How would you feel if one day you woke up and realized that you were no longer who you thought you were, but who everyone else knew you were? Author, Zora Neale Hurston, shares in the 1928 published writing, “How It Feels to Be Colored Me,” that while she is constantly being reminded that she is colored, she doesn’t live life by her race. Hurston gains credibility with personal narrative, and keeps the momentum towards the end of the writing by attempting to appeal to her audience’s emotional intellect by way of metaphor.
Throughout the paper, Hurston uses her personal narrative to appeal to pathos to build her argument. Her goal is not to make the reader feel sympathy, but hope and inspiration. When Hurston says that she is “not tragically colored,” or being reminded that she descends from slaves “fails to register depression,” she is turning what others view negatively into a positive. Her clear descriptions of being in the jazz club with white people and her mind wandering to the feeling of the music… “he has only heard what I felt,” shows that music has no color. Before closing out, her word choice evokes a since of pride: “My country, right or wrong.” Throughout her paper, she does not claim that race does not exist or that she doesn’t see the flaws of the world she lives in; she chooses to embrace everything that comes with life and try to find happiness at the end.
Hurston continues her pathos appeal through the end of her paper by using a metaphor to inspire hope for the future.
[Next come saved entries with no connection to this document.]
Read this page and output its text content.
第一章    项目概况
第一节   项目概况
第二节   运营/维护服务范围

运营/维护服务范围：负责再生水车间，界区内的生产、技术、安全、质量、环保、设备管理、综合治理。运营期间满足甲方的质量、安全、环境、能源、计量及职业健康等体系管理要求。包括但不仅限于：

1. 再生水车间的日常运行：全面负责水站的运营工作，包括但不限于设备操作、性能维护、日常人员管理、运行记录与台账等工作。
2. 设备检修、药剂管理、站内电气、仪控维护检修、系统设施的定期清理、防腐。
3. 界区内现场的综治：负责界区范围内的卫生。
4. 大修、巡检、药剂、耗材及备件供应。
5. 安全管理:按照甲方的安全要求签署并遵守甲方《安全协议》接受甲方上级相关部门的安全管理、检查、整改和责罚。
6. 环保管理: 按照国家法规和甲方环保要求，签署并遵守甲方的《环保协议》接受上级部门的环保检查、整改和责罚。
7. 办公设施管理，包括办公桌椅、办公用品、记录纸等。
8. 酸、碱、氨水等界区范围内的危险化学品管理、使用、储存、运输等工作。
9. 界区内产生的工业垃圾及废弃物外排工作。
She views herself as a “brown bag of miscellany” that later transcends to everyone being a bag. The momentum is kept through the end because she causes the reader to think about us all being a bag full of “jumble” that can be put together and “the bags refilled without altering the content of any greatly.” Closing the argument with a logo appeal makes the reader feel emotion and think critically about the present and the future.
In conclusion, Hurston started her writing strong, followed through and finished strong by motivating her audience to look outside of the negative and find all the positives that will lead to living a free life. The pathos appeal was consistent through every narrative and metaphor. Readers can see the passion and emotion throughout every line. Hurston did a great job of driving home her argument.